Chief Executive Officer Hugh Grant is counting on the two new varieties to help boost seed earnings to as much as $7.5 billion in 2012 from $4.5 billion in 2009. The shortfall will reduce earnings less than 5 cents a share this year and won’t hurt long-term goals, Casale said. Farmers are trying the new products in the numbers expected, only on fewer acres, he said.

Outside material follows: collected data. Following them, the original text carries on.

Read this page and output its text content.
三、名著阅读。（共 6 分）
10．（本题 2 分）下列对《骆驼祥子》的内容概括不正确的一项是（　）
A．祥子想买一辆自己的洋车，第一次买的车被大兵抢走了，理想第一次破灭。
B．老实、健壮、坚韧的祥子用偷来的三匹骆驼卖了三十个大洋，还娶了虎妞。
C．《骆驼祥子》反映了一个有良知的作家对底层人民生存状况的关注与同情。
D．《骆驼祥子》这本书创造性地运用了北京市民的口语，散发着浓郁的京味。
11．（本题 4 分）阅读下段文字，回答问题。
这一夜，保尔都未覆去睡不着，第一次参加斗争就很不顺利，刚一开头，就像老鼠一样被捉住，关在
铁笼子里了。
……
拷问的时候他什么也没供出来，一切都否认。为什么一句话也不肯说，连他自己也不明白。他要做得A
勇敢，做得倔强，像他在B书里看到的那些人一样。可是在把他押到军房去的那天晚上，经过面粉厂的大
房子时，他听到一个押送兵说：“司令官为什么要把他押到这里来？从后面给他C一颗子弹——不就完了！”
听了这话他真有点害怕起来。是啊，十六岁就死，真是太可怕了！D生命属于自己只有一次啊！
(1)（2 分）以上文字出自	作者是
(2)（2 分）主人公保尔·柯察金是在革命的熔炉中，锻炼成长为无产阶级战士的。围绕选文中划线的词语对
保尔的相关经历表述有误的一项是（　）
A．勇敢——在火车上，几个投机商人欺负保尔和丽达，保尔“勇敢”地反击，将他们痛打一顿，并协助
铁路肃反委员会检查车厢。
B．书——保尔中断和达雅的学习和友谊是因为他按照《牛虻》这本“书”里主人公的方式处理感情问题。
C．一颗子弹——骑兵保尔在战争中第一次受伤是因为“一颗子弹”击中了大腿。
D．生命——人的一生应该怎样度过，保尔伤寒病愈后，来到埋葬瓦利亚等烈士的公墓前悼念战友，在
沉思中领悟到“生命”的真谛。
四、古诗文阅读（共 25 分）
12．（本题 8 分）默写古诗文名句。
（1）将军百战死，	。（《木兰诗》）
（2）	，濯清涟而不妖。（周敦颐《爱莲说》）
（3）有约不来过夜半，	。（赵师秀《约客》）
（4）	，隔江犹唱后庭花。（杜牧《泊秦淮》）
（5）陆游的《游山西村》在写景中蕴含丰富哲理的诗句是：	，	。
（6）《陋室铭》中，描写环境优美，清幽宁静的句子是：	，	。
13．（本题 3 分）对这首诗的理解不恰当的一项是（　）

“They’re buying what they believe is meaningful for a trial, but they’re not doubling down and trying more because we’ve got it available,” Casale said during a presentation at the Morgan Stanley Global Basic Materials Conference in New York that was broadcast on the Internet. “We have more than adequate trajectory on both of those to achieve our 2012 milestones.”
Monsanto fell $2.86, or 3.9 percent, to $71.18 at 4:01 p.m. in New York Stock Exchange composite trading. The decline was the largest since Oct. 26.
“The grower resistance is because of the risk profile,” Mark Gulley, a New York-based analyst at Soleil Securities, said by telephone. “Any new product has a higher risk profile than a proven product. Growers are looking around and saying, ‘You go first.’” He rates the share “hold.”
Profit Forecast
About half of the company’s 2010 per-share profit of $3.10 to $3.30 will be in the quarter ending this month, down from a forecast that as much as 60 percent of profit would come in the period, Casale said, repeating a statement from yesterday. That implies second-quarter profit of $1.55 to $1.65 a share, trailing the $1.83 average estimate of 13 analysts surveyed by Bloomberg.
The late 2009 U.S. harvest delayed Monsanto's soybean shipments, and corn-trait royalty payments from third parties are later than expected, Casale said.
Monsanto may have a small profit in the fourth quarter, rather than a forecasted loss, because a decision to bypass distributors in Mexico and sell directly to customers may add about $40 million to gross profit, he said. Sales in Latin America may be better in the fourth quarter than forecast, he said.